Nah they didn't get rid of me. We had a nice mature conversation in my house while working at Stakes Is High, which is the fourth album, and we were just butting heads, you know? I wanted to go out with the production style in the way of just having fun. But since Buhloone Mindstate didn’t do that well they felt that it was time to have another good hit record. Since I cannot promise a hit record, because the first record we did we just did it for fun. I never knew how to make hit records. I knew during the production of Stakes Is High, it was a good time to step back and let them do their thing.

TORSTEN SCHMIDT

Can you tell us more of the actual production process doing 3 Feet High and Rising?

Prince Paul

People at that time were not really into layering samples. They had usually one main loop, maybe some scratches. When we produced, we used pitch-shifting and we made samples fit through that technique. We put our music in key. When we heard a certain bassline, we pitch-shifted it to make it fit with some horns. That enabled us to layer a whole lot of sounds on top of each other and make it sound like they belong together. That gave us a little edge.

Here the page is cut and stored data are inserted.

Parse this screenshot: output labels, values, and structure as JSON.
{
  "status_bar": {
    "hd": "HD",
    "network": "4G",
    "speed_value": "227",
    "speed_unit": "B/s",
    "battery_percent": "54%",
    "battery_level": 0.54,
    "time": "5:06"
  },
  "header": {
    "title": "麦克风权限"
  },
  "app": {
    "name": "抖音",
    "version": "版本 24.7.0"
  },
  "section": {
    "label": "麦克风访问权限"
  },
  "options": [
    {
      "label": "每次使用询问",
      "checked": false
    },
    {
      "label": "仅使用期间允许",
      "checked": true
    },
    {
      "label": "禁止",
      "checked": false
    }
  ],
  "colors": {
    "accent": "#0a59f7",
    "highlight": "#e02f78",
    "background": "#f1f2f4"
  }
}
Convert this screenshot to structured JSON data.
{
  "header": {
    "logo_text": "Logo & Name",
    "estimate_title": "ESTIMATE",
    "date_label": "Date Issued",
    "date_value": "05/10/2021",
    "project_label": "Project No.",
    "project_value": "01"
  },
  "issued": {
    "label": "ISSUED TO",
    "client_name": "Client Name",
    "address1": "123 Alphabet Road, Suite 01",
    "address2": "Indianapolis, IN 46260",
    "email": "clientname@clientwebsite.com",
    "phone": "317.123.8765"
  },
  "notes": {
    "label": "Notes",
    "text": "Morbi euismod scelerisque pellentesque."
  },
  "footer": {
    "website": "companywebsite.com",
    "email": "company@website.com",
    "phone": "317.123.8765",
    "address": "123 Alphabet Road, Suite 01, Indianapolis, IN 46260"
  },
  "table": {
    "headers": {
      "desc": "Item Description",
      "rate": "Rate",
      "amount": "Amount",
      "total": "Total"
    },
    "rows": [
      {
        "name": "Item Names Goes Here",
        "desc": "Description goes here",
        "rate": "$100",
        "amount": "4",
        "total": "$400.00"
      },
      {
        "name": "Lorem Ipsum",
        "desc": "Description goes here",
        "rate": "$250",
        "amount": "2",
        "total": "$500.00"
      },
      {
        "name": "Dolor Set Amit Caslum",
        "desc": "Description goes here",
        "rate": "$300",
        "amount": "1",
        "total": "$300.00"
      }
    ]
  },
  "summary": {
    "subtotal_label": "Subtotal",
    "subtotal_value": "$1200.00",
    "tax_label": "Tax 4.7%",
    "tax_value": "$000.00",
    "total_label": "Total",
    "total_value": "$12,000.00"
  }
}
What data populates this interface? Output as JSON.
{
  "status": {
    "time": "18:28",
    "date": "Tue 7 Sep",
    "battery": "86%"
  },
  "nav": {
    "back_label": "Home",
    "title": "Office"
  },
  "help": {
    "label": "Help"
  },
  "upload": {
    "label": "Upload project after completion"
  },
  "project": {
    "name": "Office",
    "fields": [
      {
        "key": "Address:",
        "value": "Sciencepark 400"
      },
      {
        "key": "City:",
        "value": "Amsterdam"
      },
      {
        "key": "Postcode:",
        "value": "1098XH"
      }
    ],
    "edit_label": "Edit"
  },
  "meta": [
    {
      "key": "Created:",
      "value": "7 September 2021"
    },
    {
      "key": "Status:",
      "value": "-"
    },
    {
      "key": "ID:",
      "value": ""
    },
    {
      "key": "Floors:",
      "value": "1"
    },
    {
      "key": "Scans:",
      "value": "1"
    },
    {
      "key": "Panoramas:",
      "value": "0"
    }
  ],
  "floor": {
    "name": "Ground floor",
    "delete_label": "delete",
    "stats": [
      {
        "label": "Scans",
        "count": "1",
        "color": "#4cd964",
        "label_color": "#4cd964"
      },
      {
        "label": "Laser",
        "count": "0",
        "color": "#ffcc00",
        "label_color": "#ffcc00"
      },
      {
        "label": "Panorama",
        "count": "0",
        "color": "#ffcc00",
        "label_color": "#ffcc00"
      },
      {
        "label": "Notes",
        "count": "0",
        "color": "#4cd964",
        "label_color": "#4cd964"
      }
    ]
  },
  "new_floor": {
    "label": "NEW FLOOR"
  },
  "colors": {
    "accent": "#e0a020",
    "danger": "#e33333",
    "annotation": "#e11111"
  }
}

I didn’t know too much about equipment or technique in production, it was just asking questions. I think that’s the best thing in production when you ask yourself questions, “Can I make this go backwards but only the snares go forward?” And then you start to find out the answers to those questions and that, I think, enables greater production.

You see a lot of people say, “No, that’s impossible.” But when you constantly work on those questions, it can make your productions far more advanced than most pepole. So that’s what we did when we worked on that album. We asked the engineer how to do that and learned about the pitch-shift. Or filtering. Filtering was new back then. We also brought a lot of different records together to sample from. It was a competition almost. DJing and hip-hop is competitive anyway. Everybody came up with really great source material and we combined it and you hear on that record that all our influences were different. Back then everybody digged records from the same places. Obviously, James Brown got some funky stuff. When you see an Afro and a band, “Oh, that has to be funky.” You know, I’m a ’70s child and in the ’70s, the radio played a wide variety of different music in those days, so we were exposed to a lot more. We grabbed from all these different places. Almost anything and everything that was good. We also listened to Afrika Bambaataa, that helped a lot. Technically, he was never a great DJ, but his records were incredible. He played everything from a Mickey Mouse record to Lynyrd Skynyrd to a James Brown record. It was just a wide variety.

TORSTEN SCHMIDT

When you switch on MTV these days and see some person from the UK doing a cover version of a quite popular Hall & Oates song “I Can’t Go For That,” which you’ve sampled, has the whole thing come full circle? Because I’m pretty confident they’ve heard it first rather in the sample than in the original version.

Prince Paul

People tell me a lot of times, “Sampling is not creative, can’t you play a lot of stuff over and blah, blah, blah.” But I come from a DJ era and DJs play records. So, the sound that we liked was on that record, so we sampled it. We as producers and artists were never at fault for sampling. If it was so unlawful and so forsaken, the label should have said “no” and the lawyers should have said “no.” But everybody was seeing money coming in, so that’s why it wasn’t stopped. The finger that gets pointed is always the artists. Well, we don’t know any different. That’s where we come from. As a DJ I played Billy Squier’s “Big Beat,” I sampled it. I played the Honeydrippers’ “Impeach The President,” I sampled it. A lot of us don’t play instruments. But as far as hip-hop is concerned, it’s based on two turntables and a microphone and that’s it. So, if there’s anybody to blame, blame those who put out those records. Those, who have the power. They’re the ones who put the record out. And I get a lot of flack for that. I didn’t get the bulk of the money, the label did.